Re: [PATCH v2 2/3] sched/fair: Ignore isolated cpus in update_numa_stat

From: Chuyi Zhou
Date: Wed Jan 08 2025 - 05:48:05 EST


Hello Waiman,

在 2025/1/8 02:39, Waiman Long 写道:

On 1/3/25 1:59 AM, Chuyi Zhou wrote:
Now update_numa_stats() iterates each cpu in a node to gather load
information for the node and attempts to find the idle cpu as a candidate
best_cpu within the node.

In update_numa_stats() we should take into account the scheduling domain.
This is because the "isolcpus" kernel command line option and cpuset iso-
late partitions can remove CPUs from load balance. Similar to task wakeup
and periodic load balancing, we should not involve isolated CPUs in NUMA
balancing. When gathering load information for nodes, we need to ignore the
load of isolated CPUs. This change also avoids selecting an isolated CPU
as the idle_cpu.

Signed-off-by: Chuyi Zhou <zhouchuyi@xxxxxxxxxxxxx>
---
  kernel/sched/fair.c | 7 +++++--
  1 file changed, 5 insertions(+), 2 deletions(-)
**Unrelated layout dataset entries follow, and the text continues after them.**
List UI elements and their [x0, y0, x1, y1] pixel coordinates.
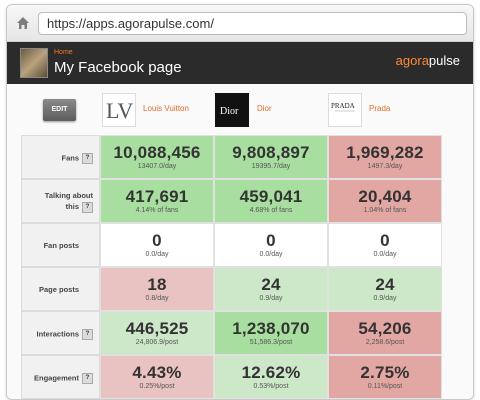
metric-value: 417,691 [125, 187, 189, 206]
metric-subvalue: 0.0/day [259, 251, 283, 258]
metric-subvalue: 0.8/day [145, 295, 169, 302]
metric-value: 20,404 [358, 187, 412, 206]
page-title: My Facebook page [54, 59, 182, 76]
metric-subvalue: 0.0/day [373, 251, 397, 258]
metric-value: 2.75% [360, 363, 410, 382]
metric-subvalue: 4.68% of fans [249, 207, 293, 214]
metric-subvalue: 0.11%/post [367, 383, 403, 390]
metric-cell: 459,041 4.68% of fans [214, 179, 328, 223]
metric-cell: 2.75% 0.11%/post [328, 355, 442, 399]
home-icon[interactable] [15, 15, 31, 31]
brand-logo-part2: pulse [428, 53, 460, 68]
help-icon[interactable]: ? [82, 329, 93, 340]
metric-cell: 54,206 2,258.6/post [328, 311, 442, 355]
metric-cell: 4.43% 0.25%/post [100, 355, 214, 399]
metric-subvalue: 13407.0/day [137, 163, 177, 170]
metric-cell: 12.62% 0.53%/post [214, 355, 328, 399]
metric-value: 9,808,897 [232, 143, 310, 162]
row-label-talking-about-this: Talking about this? [21, 179, 100, 223]
metric-cell: 20,404 1.04% of fans [328, 179, 442, 223]
metric-cell: 24 0.9/day [328, 267, 442, 311]
metric-value: 12.62% [241, 363, 301, 382]
metric-cell: 446,525 24,806.9/post [100, 311, 214, 355]
brand-logo: agorapulse [396, 53, 460, 68]
metric-value: 459,041 [239, 187, 303, 206]
help-icon[interactable]: ? [82, 373, 93, 384]
row-label-text: Engagement [33, 373, 79, 383]
louis-vuitton-logo: LV [102, 93, 136, 127]
help-icon[interactable]: ? [82, 201, 93, 213]
page-thumbnail [20, 48, 48, 78]
metric-value: 4.43% [132, 363, 182, 382]
metric-subvalue: 0.9/day [373, 295, 397, 302]
row-label-fan-posts: Fan posts [21, 223, 100, 267]
dior-logo: Dior [215, 93, 249, 127]
metric-cell: 24 0.9/day [214, 267, 328, 311]
brand-name-dior[interactable]: Dior [257, 104, 272, 113]
help-icon[interactable]: ? [82, 153, 93, 164]
row-label-text: Page posts [38, 285, 79, 294]
dior-wordmark-icon: Dior [220, 106, 239, 117]
metric-value: 0 [266, 231, 276, 250]
browser-toolbar: https://apps.agorapulse.com/ [7, 5, 473, 42]
metric-subvalue: 1.04% of fans [363, 207, 407, 214]
row-label-page-posts: Page posts [21, 267, 100, 311]
metric-cell: 0 0.0/day [100, 223, 214, 267]
metric-subvalue: 19395.7/day [251, 163, 291, 170]
metric-value: 10,088,456 [113, 143, 201, 162]
metric-subvalue: 4.14% of fans [135, 207, 179, 214]
metric-value: 1,969,282 [346, 143, 424, 162]
svg-text:LV: LV [106, 98, 133, 123]
metric-subvalue: 0.25%/post [139, 383, 175, 390]
url-text: https://apps.agorapulse.com/ [47, 16, 214, 31]
metric-cell: 0 0.0/day [214, 223, 328, 267]
row-label-text: Fan posts [43, 241, 79, 250]
metric-cell: 9,808,897 19395.7/day [214, 135, 328, 179]
brand-logo-part1: agora [395, 53, 429, 68]
breadcrumb-home[interactable]: Home [54, 49, 73, 56]
metric-subvalue: 0.53%/post [253, 383, 289, 390]
brand-name-prada[interactable]: Prada [369, 104, 391, 113]
metric-subvalue: 1497.3/day [367, 163, 403, 170]
address-bar[interactable]: https://apps.agorapulse.com/ [38, 12, 467, 35]
metric-cell: 0 0.0/day [328, 223, 442, 267]
svg-text:Dior: Dior [220, 106, 239, 117]
browser-window: https://apps.agorapulse.com/ Home My Fac… [6, 4, 474, 400]
lv-monogram-icon: LV [106, 98, 133, 123]
metric-value: 446,525 [125, 319, 189, 338]
row-label-interactions: Interactions? [21, 311, 100, 355]
row-label-text: Interactions [36, 329, 79, 339]
row-label-fans: Fans? [21, 135, 100, 179]
comparison-area: EDIT LV Louis Vuitton Dior Dior PRADA Pr… [7, 84, 473, 399]
metric-subvalue: 2,258.6/post [365, 339, 405, 346]
prada-wordmark-icon: PRADA [331, 102, 355, 112]
metric-subvalue: 51,586.3/post [249, 339, 293, 346]
metric-subvalue: 0.0/day [145, 251, 169, 258]
metric-value: 18 [147, 275, 167, 294]
metric-value: 0 [380, 231, 390, 250]
svg-text:PRADA: PRADA [331, 102, 355, 110]
metric-subvalue: 24,806.9/post [135, 339, 179, 346]
metric-value: 24 [375, 275, 395, 294]
app-header: Home My Facebook page agorapulse [7, 42, 473, 84]
row-label-text: Fans [61, 153, 79, 163]
row-label-text: Talking about this [44, 191, 93, 211]
metric-value: 54,206 [358, 319, 412, 338]
metric-cell: 18 0.8/day [100, 267, 214, 311]
metric-subvalue: 0.9/day [259, 295, 283, 302]
prada-logo: PRADA [328, 93, 362, 127]
metric-cell: 10,088,456 13407.0/day [100, 135, 214, 179]
metric-value: 0 [152, 231, 162, 250]
row-label-engagement: Engagement? [21, 355, 100, 399]
edit-button[interactable]: EDIT [43, 99, 76, 121]
metric-value: 1,238,070 [232, 319, 310, 338]
metric-cell: 417,691 4.14% of fans [100, 179, 214, 223]
metric-value: 24 [261, 275, 281, 294]
brand-name-louis-vuitton[interactable]: Louis Vuitton [143, 104, 189, 113]
metric-cell: 1,238,070 51,586.3/post [214, 311, 328, 355]
metric-cell: 1,969,282 1497.3/day [328, 135, 442, 179]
diff --git a/kernel/sched/fair.c b/kernel/sched/fair.c
index f544012b9320..a0139659fe7a 100644
--- a/kernel/sched/fair.c
+++ b/kernel/sched/fair.c
@@ -2125,6 +2125,11 @@ static void update_numa_stats(struct task_numa_env *env,
      for_each_cpu(cpu, cpumask_of_node(nid)) {
          struct rq *rq = cpu_rq(cpu);
+        /* skip isolated cpus' load */
+        if (!rcu_dereference(rq->sd))
+            continue;
+
+        ns->weight++;
          ns->load += cpu_load(rq);
          ns->runnable += cpu_runnable(rq);
          ns->util += cpu_util_cfs(cpu);
@@ -2144,8 +2149,6 @@ static void update_numa_stats(struct task_numa_env *env,
      }
      rcu_read_unlock();
-    ns->weight = cpumask_weight(cpumask_of_node(nid));
-
      ns->node_type = numa_classify(env->imbalance_pct, ns);
      if (idle_core >= 0)

You should initalize ns->weight to 0 first before iteration to prevent pre-existing ns->weight value from corrupting the result.

Cheers,
Longman


Thanks for your review.

We have already memset ns to 0 before the start of update_numa_stats(), so I think it should be okay here.